Ce roman fait partie de la sélection publiée dans un numéro de Lecture Jeune consacré aux "romans violents". Je n'ai pas trouvé qu'il soit violent. Il est sombre, angoissant parce que l'avenir d' Alice/Jennifer/Kate est fragile et incertain. Je le considère comme un roman dérangeant, parce qu'il y est question d'une meurtrière que l'on devrait détester alors qu'on éprouve pour elle de la compassion et qu'on désire qu'elle se réinsère au mieux. D'ailleurs, on est certain qu'elle n'a pas une personnalité de meurtrière, qu'elle ne recommencera pas. C'est gênant de ne pas pouvoir oublier le crime et de ne pas arriver à en vouloir à la meurtrière, qui est aussi une victime...

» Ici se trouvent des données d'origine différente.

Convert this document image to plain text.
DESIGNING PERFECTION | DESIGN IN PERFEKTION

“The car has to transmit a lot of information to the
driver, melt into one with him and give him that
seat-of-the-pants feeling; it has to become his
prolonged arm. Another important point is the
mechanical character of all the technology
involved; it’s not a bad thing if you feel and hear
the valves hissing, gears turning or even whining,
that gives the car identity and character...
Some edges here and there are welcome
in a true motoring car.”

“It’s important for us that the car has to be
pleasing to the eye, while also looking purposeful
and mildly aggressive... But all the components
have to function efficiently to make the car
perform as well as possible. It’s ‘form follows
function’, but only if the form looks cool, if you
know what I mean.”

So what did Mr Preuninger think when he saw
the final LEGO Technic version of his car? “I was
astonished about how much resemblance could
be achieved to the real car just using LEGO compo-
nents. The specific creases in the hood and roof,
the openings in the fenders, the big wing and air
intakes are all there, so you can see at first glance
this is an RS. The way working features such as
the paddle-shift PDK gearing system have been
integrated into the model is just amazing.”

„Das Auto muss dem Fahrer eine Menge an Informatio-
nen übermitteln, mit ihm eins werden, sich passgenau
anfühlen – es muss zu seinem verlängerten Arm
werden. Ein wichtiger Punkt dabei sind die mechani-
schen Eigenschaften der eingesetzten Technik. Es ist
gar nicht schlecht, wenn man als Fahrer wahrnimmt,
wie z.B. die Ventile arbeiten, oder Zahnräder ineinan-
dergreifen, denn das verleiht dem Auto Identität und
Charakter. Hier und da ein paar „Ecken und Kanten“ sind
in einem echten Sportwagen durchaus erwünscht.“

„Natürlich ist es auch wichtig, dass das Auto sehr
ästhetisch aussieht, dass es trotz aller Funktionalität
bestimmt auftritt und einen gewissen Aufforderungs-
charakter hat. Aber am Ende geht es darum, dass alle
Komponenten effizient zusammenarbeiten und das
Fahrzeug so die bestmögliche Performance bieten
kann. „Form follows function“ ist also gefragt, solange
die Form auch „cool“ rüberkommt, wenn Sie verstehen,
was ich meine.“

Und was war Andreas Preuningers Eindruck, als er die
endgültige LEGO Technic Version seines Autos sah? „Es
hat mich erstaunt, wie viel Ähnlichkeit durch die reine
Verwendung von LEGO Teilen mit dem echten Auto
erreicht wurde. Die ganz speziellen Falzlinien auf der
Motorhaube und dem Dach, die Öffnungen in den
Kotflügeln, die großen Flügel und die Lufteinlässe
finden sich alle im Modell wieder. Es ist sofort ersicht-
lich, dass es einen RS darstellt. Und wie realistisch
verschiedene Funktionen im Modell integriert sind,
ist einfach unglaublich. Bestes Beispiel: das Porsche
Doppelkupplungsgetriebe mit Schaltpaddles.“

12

Le roman a été sélectionné, en Angleterre, pour deux prix prestigieux et a reçu le prix du meilleur livre ado. En France, il a été remarqué par Zaziweb qui lui a décerné le prix de la petite édition, et a été sélectionné pour le prix des Incorruptibles.

Un bon roman bien écrit, dans une veine dramatique et réaliste, qui suscite de l'émotion. A conseiller sans hésiter à des garçons et filles à partir de 14-15 ans.